Après avoir ainsi visité tous les quartiers les uns après les autres, nous arrivâmes enfin au cachot des condamnés.

En entrant dans cet asile du crime, nous apperçûmes quatre hommes, étendus sur un méchant grabat, et éclairés par une seule lampe, qui ne jetait dans cette étroite demeure qu’une faible clarté. Ces quatre personnes sont un soldat du nom de Gillan, condamné à mort pour avoir tué un de ses compagnons, Cambray et Mathieu aussi condamnés à la même peine pour vol avec effraction, et Gagnon trouvé coupable du vol de la Congrégation, mais qui ne doit recevoir sa sentence que dans six mois. Il n’était guères possible d’entrer dans ce cachot étroit, bas et obscur, et d’aborder ces quatre personnes, destinées à une mort honteuse, et dont la pâleur était augmentée encore par la teinte jaunâtre des murailles, sans éprouver une émotion vive, un serrement de cœur ! En nous appercevant, Cambray se lève sur son séant, et nous invite à nous asseoir sur un banc, meuble unique de cet appartement.

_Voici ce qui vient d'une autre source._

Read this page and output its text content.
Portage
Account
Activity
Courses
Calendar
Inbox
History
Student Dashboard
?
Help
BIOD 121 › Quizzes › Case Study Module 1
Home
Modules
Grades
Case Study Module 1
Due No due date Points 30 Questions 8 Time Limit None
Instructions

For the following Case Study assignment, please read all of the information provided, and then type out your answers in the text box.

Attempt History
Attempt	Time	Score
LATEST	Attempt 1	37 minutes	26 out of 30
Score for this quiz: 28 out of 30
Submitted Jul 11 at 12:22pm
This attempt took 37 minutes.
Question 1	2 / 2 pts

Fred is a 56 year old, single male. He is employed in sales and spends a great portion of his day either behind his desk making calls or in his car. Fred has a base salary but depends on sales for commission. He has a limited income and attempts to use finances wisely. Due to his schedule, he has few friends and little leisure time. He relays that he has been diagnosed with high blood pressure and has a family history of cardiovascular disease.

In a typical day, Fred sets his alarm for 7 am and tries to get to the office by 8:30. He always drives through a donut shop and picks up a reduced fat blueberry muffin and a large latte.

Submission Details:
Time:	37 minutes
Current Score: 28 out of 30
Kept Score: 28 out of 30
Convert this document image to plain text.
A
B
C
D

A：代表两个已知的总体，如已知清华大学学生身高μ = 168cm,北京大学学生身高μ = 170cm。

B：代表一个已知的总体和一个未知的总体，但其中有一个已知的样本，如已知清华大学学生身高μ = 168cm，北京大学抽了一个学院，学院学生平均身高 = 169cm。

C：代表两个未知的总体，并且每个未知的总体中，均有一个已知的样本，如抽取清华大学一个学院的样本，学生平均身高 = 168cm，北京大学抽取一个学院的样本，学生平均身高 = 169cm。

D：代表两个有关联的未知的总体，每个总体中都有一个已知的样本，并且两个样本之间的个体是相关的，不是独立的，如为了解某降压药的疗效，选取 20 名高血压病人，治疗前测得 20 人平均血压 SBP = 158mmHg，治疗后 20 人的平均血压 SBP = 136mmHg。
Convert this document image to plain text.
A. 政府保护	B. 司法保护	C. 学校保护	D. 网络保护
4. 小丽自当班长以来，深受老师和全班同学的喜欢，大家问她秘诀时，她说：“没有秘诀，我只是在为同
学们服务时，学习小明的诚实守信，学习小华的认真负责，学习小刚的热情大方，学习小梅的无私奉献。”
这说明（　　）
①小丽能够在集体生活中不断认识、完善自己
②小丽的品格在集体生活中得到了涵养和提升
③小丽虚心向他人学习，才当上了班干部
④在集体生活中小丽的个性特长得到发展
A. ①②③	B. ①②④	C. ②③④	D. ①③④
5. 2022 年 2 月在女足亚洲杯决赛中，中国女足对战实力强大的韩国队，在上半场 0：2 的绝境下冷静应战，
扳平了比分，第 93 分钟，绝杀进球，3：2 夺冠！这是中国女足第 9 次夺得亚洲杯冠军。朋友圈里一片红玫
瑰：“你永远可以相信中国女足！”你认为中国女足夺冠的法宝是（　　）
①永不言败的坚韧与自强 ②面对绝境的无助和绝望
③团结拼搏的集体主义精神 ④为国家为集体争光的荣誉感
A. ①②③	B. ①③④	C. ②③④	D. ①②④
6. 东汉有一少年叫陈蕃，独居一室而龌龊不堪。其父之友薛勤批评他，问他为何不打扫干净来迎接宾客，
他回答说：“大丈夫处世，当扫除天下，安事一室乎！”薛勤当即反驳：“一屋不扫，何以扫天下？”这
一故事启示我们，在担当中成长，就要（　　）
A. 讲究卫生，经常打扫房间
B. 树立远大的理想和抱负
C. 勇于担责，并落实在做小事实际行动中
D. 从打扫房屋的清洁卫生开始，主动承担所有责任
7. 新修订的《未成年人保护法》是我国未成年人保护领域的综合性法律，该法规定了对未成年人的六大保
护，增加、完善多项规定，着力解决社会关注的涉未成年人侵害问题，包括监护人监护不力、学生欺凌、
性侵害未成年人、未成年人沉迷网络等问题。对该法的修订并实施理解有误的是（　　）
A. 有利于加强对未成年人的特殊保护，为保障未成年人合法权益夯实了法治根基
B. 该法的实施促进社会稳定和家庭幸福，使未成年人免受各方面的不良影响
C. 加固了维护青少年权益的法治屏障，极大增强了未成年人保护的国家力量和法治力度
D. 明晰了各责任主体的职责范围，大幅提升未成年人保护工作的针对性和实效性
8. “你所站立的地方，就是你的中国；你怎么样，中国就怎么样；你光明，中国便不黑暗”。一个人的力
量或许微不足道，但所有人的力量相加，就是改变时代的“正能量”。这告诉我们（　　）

À nos premières questions, il ne répond d’abord que par des lamentations sur l’état de sa santé, nous parlant avec un air contrit et affligé, et d’un ton de voix languissant et cassé ; et puis, il nous demande des nouvelles de la requête qui circule pour faire commuer sa sentence de mort en une sentence de déportation, combien il y a de signatures, et s’il est probable qu’il obtiendra son pardon.

« Ce n’est pas, » nous dit-il, « que je tienne beaucoup à cette requête ; je suis bien résigné, et puisqu’il faut mourir, peu m’importe de mourir plutôt ou plus tard : cependant des amis m’ont conseillé de tenter encore cette chance… Il y a bien peu d’espoir, je crois. »

— « Avez-vous entendu parler de ma sœur ? » interrompit Mathieu  ; — « On vient de m’apprendre qu’on l’a trouvée morte sur la glace. Il n’y a que cela qui m’afflige… Je connais si bien ses dispositions ; elle était venue de la campagne pour voir comment ça se passerait, et quand elle m’a vu pris dans cette affaire-là, elle se sera empoisonnée. Ils ont aussi fait une requête pour moi dans ma paroisse ; mais c’est bien inutile. Ma foi ! j’aime autant mourir à présent ; hier j’ai vu un prêtre durant un quart d’heure environ ; mes affaires sont arrangées, et je suis prêt ! Je ne crains pas plus la mort que cela ! » ajouta-t-il, en tirant de sa pipe un nuage de fumée, qui se déroula en longues spirales autour de sa hideuse figure.